Depuis lors, « la formule trinitaire fixe le christianisme parmi les trois monothéismes », estime Daniel Marguerat, regrettant qu’elle ne soit pas davantage explicite dans le texte choisi par l’EERV. Pas d’accord, répond le pasteur Bernard Reymond. Selon ce chrétien libéral, « on peut fort bien être chrétien sans adhérer à ce principe formulé bien après la rédaction des Ecritures. D'ailleurs, des pans entiers de la chrétienté n'y souscrivent pas. Et on ne va pas les exclure de la famille chrétienne pour cela ». Liberté de croire contre TraditionBernard Reymond rejoint donc son collègue Claude Schwab, qui s’est félicité dans un éditorial que « le Synode ait décidé de ne pas imposer à ses membres la manière et les mots pour dire ce que l’on croit ». Ces lignes ont fait bondir l’abbé Philippe Baud. Pour cet autre habitué des médias, la Trinité constitue au contraire « la base doctrinale minimale » pour une Eglise dite chrétienne.

Respect de la liberté de croire d’un côté, attachement à la Tradition et crainte d’un éclatement du christianisme de l’autre. En demandant au fidèle d’accepter « la grâce du Seigneur Jésus-Christ, l’amour de Dieu et la communion du Saint-Esprit », le Synode a botté en touche en adoptant « une formule qui fait penser à la Trinité, mais qui n’implique pas l’adhésion à une foi trinitaire », selon les termes de Daniel Marguerat.

Pour certains, cette timidité parlementaire s’explique par l’opposition de la frange la plus libérale de l’assemblée. D’aucuns y voient même la résurgence du courant unitarien (lire encadré), farouchement opposé à tout ce qui battrait en brèche l’unité divine. Référence qui fait plutôt sourire Bernard Reymond : « L’unitarisme n’existe pas sous nos latitudes en tant que tel. Par ailleurs, je suis d’accord de dire que Dieu est pluriel. Mais pourquoi serait-il trois plutôt que deux, cinq ou sept ? ». Se réclamant lui aussi volontiers du courant libéral, Thierry Laus connaît bien le dossier, puisqu’il a été membre de la seconde commission de rédaction de ces fameux principes constitutifs.
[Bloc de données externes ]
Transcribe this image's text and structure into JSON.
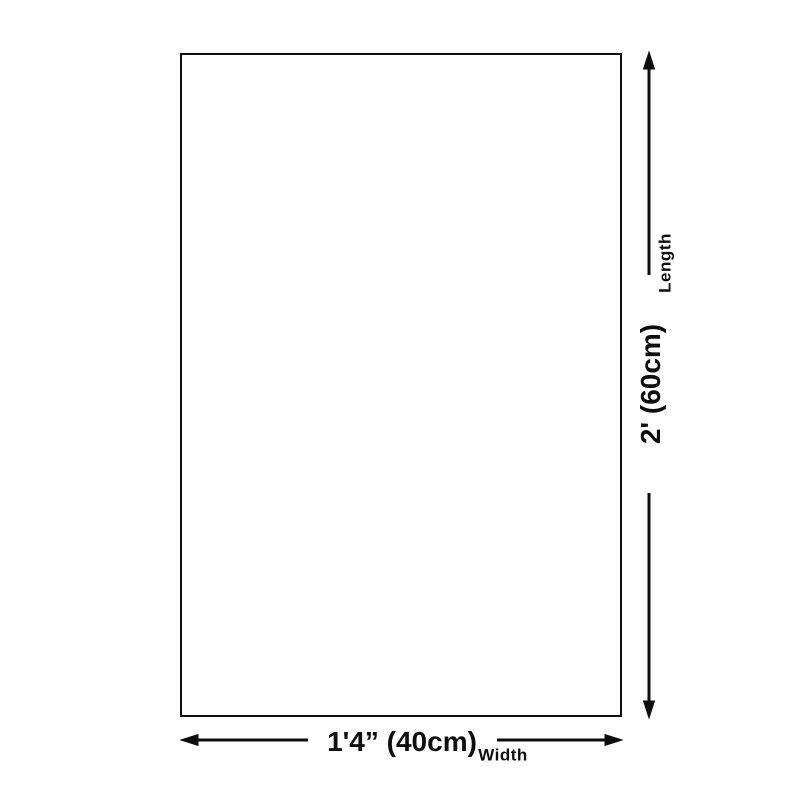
{
  "diagram": {
    "background_color": "#ffffff",
    "line_color": "#0d0d0d",
    "length": {
      "caption": "Length",
      "value": "2' (60cm)"
    },
    "width": {
      "caption": "Width",
      "value": "1'4” (40cm)"
    }
  }
}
Il applaudit lui aussi le choix synodal, « parce qu’il reflète la diversité de l’identité protestante tout en restant très biblique ».

En revanche, le jeune théologien lausannois relève que l’Abbé Baud met le doigt sur un vrai problème en se basant sur la base doctrinale du COE. « Notamment sous l’impulsion des orthodoxes, le COE a effectivement opté pour un recadrage très trinitaire dans lequel nombre d’individus et de courants réformés ne se reconnaissent plus ».

De manière générale, Thierry Laus estime la rigidité de ces querelles dogmatiques assez éloignée de la réalité du terrain, où les pasteurs – et les fidèles - doivent trouver leur propre chemin de foi entre le respect des identités symboliques et leur propre liberté. « Ils ont besoin de cette liberté, d’où le bon compromis adopté par l’EERV. Parce que la prédication et la cure d’âme ne se font pas avec des dogmes ! ».